People like Lucy, who took the opportunity of a small loan to make a big difference in her life – to launch her participation into the workforce, and into her community.

And it’s these people who must be at the centre of our decision-making when we’re considering the big numbers.

It was Australians on low-incomes who were at the forefront of our thinking in developing our Clean Energy Future plan, which passed the House of Representatives in the Parliament just this week.

We believe that action on climate change is the only responsible course of action – it’s in the interests of our economy, and in the interests of our children.

But in delivering a price on carbon pollution, we were very concerned to make sure it was the big polluters who paid for their pollution – and not low income families, or those on pensions and allowances.

We are particularly concerned to make sure that the most vulnerable Australians get the helping hand they need to balance their household budgets.

We have targeted assistance to those who need it most. Low income families and pensioners will receive more in support than their average expected price increase from putting a price on pollution.

And it’s no strings attached – so that if families make small changes like switching to energy efficient light bulbs – they can end up ahead.

Today, I’m pleased to announce a new Home Energy Saver Scheme to help low-income families make those small changes – and end up better off.

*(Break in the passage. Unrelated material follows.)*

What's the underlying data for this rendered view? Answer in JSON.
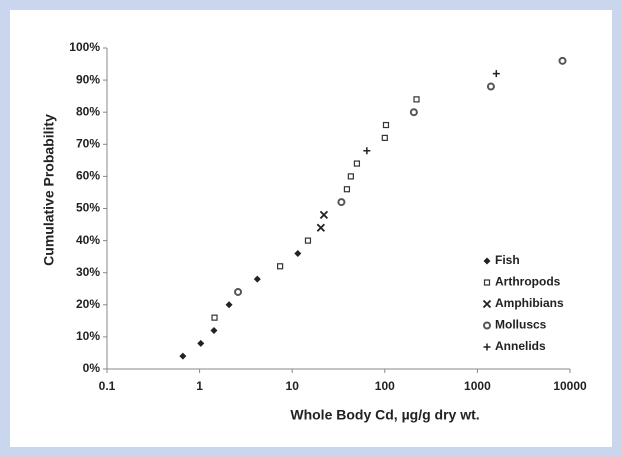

Many of your organisations already provide valuable financial counselling services to vulnerable families – providing them with the skills to stay on top of their budgets.

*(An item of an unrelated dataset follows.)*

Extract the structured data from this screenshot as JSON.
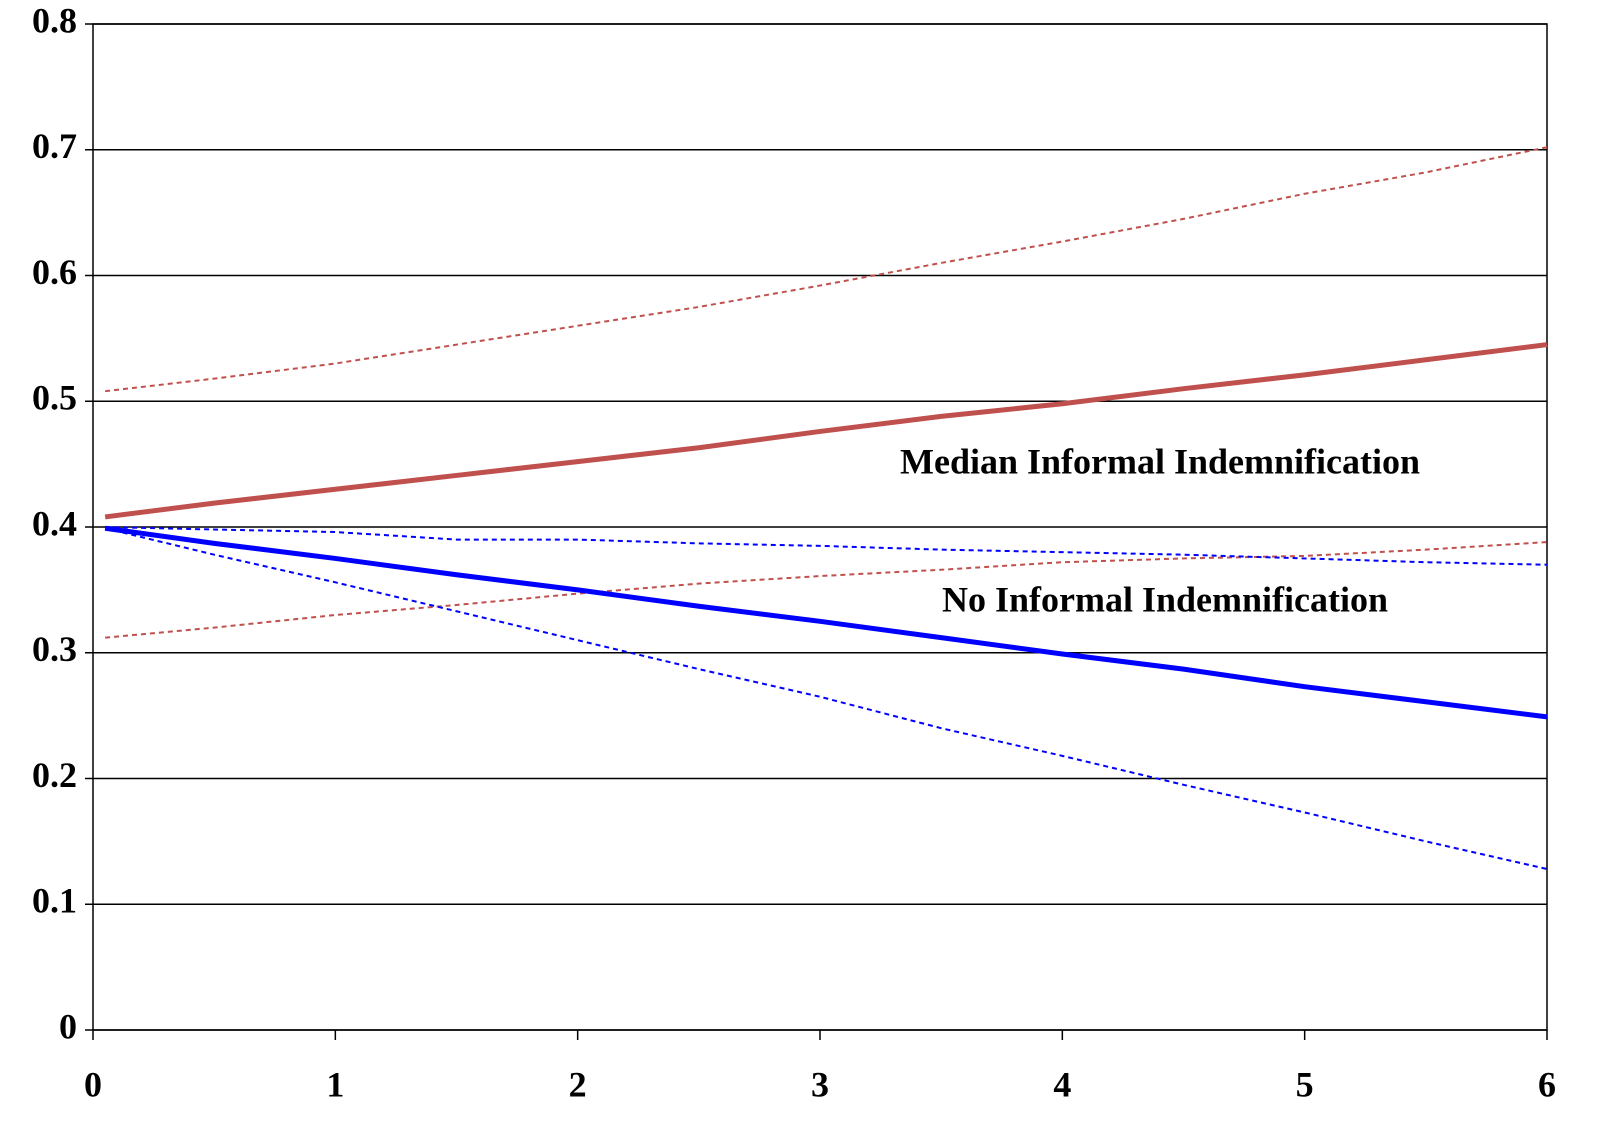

Now, with the Home Energy Saver Scheme, low income earners can also get a hand to develop ‘energy literacy’ skills.

The Home Energy Saver Scheme is based on the successful Kildonan UnitingCare model, where trained workers visit people in their homes to help them makes their households more energy efficient.

I am told that from the program architect from Kildonan UnitingCare is here today – so thank you Stella.

This new scheme means that people will be able to sit down in their own homes with a Home Energy Saver Scheme worker to make sure they’re accessing all the financial support and rebates they are entitled to.

They’ll get support to one-on-one budgeting advice to work through their finances and look at where they can save energy – and save money.

They’ll receive advice about how they can make their homes more energy efficient – as well as access to no interest loans to purchase energy efficient appliances like a refrigerator or washing machine.

The Home Energy Saver Scheme will start early next year before the carbon price begins in July. The Government is providing $30 million for the program over the next four years, including $5 million for no interest loans managed by Good Shepherd.

The program will start early next year before the carbon price begins, we expect more than 50,000 low-income households around the country to benefit from the new program over the next four years. And around 10,000 extra households to take up a no interest loan.

And like Rose, and Dina and Lucy – each of these families will have their own story to tell.

For a family struggling to pay their electricity bill, there will be more help.

This report shows that schemes such as NILS and StepUp can and do work.

That with the right incentives, people want to learn how to better manage their finances.

And that giving people a helping hand can make an enormous difference.

So thank you to all those who shared their experiences.

And thank you to the National Australia Bank and Good Shepherd for their foresight and hard work to deliver real support to real people, right around the country.